Die Buchstaben JHWH, die mit der - in der hebräischen Schrift meist fehlenden -- Vokalisierung zu den Wörtern Jahweh und Jehova werden, lassen sich mit ,lebendes Wort' übersetzen. Die mittleren Buchstaben HW oder HU erinnern an das „unwíderrufliche Wort“ der nordamerikanischen Indianer. Doch der eigentliche Sinn ist im Anfangsvers des Johannesevangeliums wiedergegeben: Im Anfang war das Wort, und das Wort war bei Gott und Gott war das Wort. JHWH ELOHIM bedeutet dann das lebende Wort der Schöpfungsmacht, das dem Menschen Erkenntnisse vermittelt, sich dem Menschen offenbart.
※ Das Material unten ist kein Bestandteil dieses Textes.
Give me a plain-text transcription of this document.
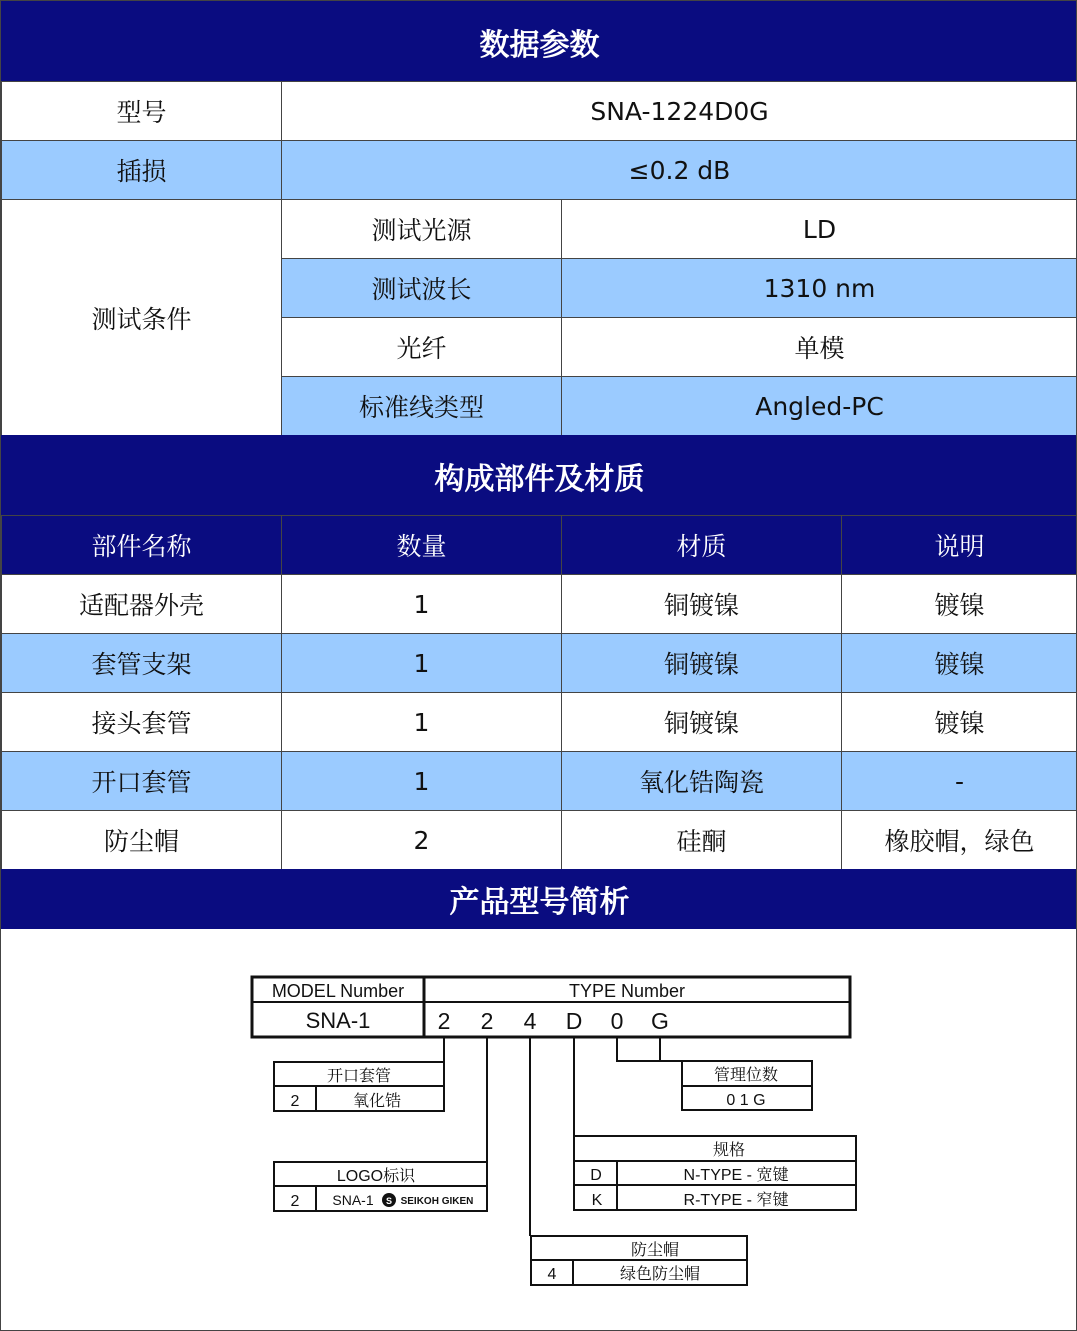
数据参数
型号	SNA-1224D0G	
插损	≤0.2 dB	
测试条件	测试光源	LD
	测试波长	1310 nm
	光纤	单模
	标准线类型	Angled-PC
构成部件及材质
部件名称	数量	材质	说明
适配器外壳	1	铜镀镍	镀镍
套管支架	1	铜镀镍	镀镍
接头套管	1	铜镀镍	镀镍
开口套管	1	氧化锆陶瓷	-
防尘帽	2	硅酮	橡胶帽，绿色
产品型号简析
MODEL Number	TYPE Number
SNA-1	2 2 4 D 0 G
开口套管
2	氧化锆
LOGO标识
2 SNA-1 S SEIKOH GIKEN
防尘帽
4	绿色防尘帽
规格
D	N-TYPE - 宽键
K	R-TYPE - 窄键
管理位数
0 1 G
Die Gegensätzlichkeit des Begriffes ELO-HIM zeigt sich deutlich in Kapitel 18, Vers ll des zweiten Buches Mose: „Jetzt erkenne ich, daß der Herr größer ist als alle anderen Götter.“
Den Begriff HW oder HU finden wir wieder im ersten Buch Mose 1:2 bei der Übersetzung von ,wüst und leer“. Diese Übersetzung steht für TOHU-WA BOHU. Wenn auch die ursprüngliche Bedeutung dieser Wörter nicht mehr bekannt ist, ist aber doch zweimal dort die Silbe HU zu finden, die mit „Wort“ zu übersetzen ist. Somit ruhte im Anfang die Erde, oder besser die Schöpfung, im Worte Gottes. Platon (427-347) würde sagen, daß zunächst die Idee der Welt vorhanden war, bevor sie ihren Anfang nahm. Denn nach Platons Auffassung sind Ideen unveränderliche, vollkommene und im Außermateriellen beheimatete Urbilder oder Begriffe. Nach der Übersetzung von I Mose 2:7 schuf Gott, der Herr, also JHWH ELOHIM, den Menschen Adam aus dem Staub der Ackerscholle, im Hebräischen aus der ADAMAH. Das aber ist die weibliche Form von ADAM.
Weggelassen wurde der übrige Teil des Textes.